Obviously I wasn't expecting Mrs. Duke to expel me. I was just passing on a message, after all. For the next ninety minutes I sat in a locked cubicle in the boys bathroom, cradling my inhaler. I wasn't nervous about my dad finding out. I knew he didn't care about school and he only sent me there so that we could blend in. In my 16 years of life I had been to and left over thirty schools but not once had I been expelled. Teenage rebellion was a new feeling for me. One that I wasn't sure I enjoyed. It made me very nervous. So very nervous that I downed three anxiety tablets and sat in the toilet cubicle for the rest of the day with a box at my feet filled with the contents of my locker. The toilets smelled like hair gel and sweat. 

On the bus journey home I sat by myself, cradling the box on my lap. I knew this was probably my last ride on a school bus so I decided to try and notice the details i hadn't noticed before. Firstly, there was gum under my seat; and lots of it. It was blue and it stuck to my fingers and smelt like toothpaste. I noticed the bus driver had a small "eye of Horus" tattoo behind his right ear. Pagans supposed this symbol would ward off evil and death. I knew for a fact that it didn't work but I guess it made him feel safer. 

There were two boys sitting on the other side of the bus playing on some sort of game console. They looked as though they were having fun together. I guess they looked about 16 or perhaps even a little younger than me and I thought for a while about going over and talking to them but the idea of socializing made me nervous. I still envied their ability to maintain a friendship. I had never shared a fun moment with another human. My father and I would share the occasional laugh but I'm not sure I'm counting death as a human. I suppose he was once, a long time ago. 

Thinking about my father made my stomach twist into a knot.
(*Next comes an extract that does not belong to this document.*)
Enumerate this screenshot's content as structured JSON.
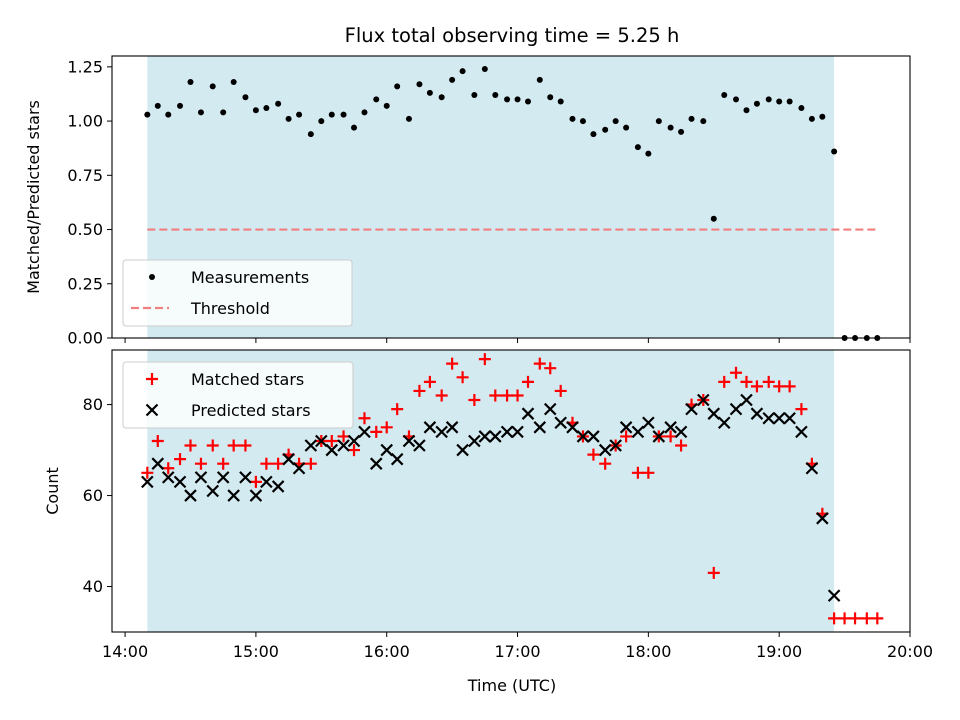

I hadn't seen him in two weeks. Apparently there was an explosion at a factory in Texas and some of the workers just wouldn't go into the light. That's not to say I blamed them. Not even I knew what was on the other side of the light. All I knew was that it was our job to persuade them or push them into it. 

My father only pushed a spirit into the light on one occasion. Apparently the spirit of a lawyer who got stabbed in an alleyway saw my father and asked if he was the grim reaper. I guess that really didn't deserve a push but at the same time I couldn't blame my dad. I mean, come on, "the grim reaper?" That's just insulting.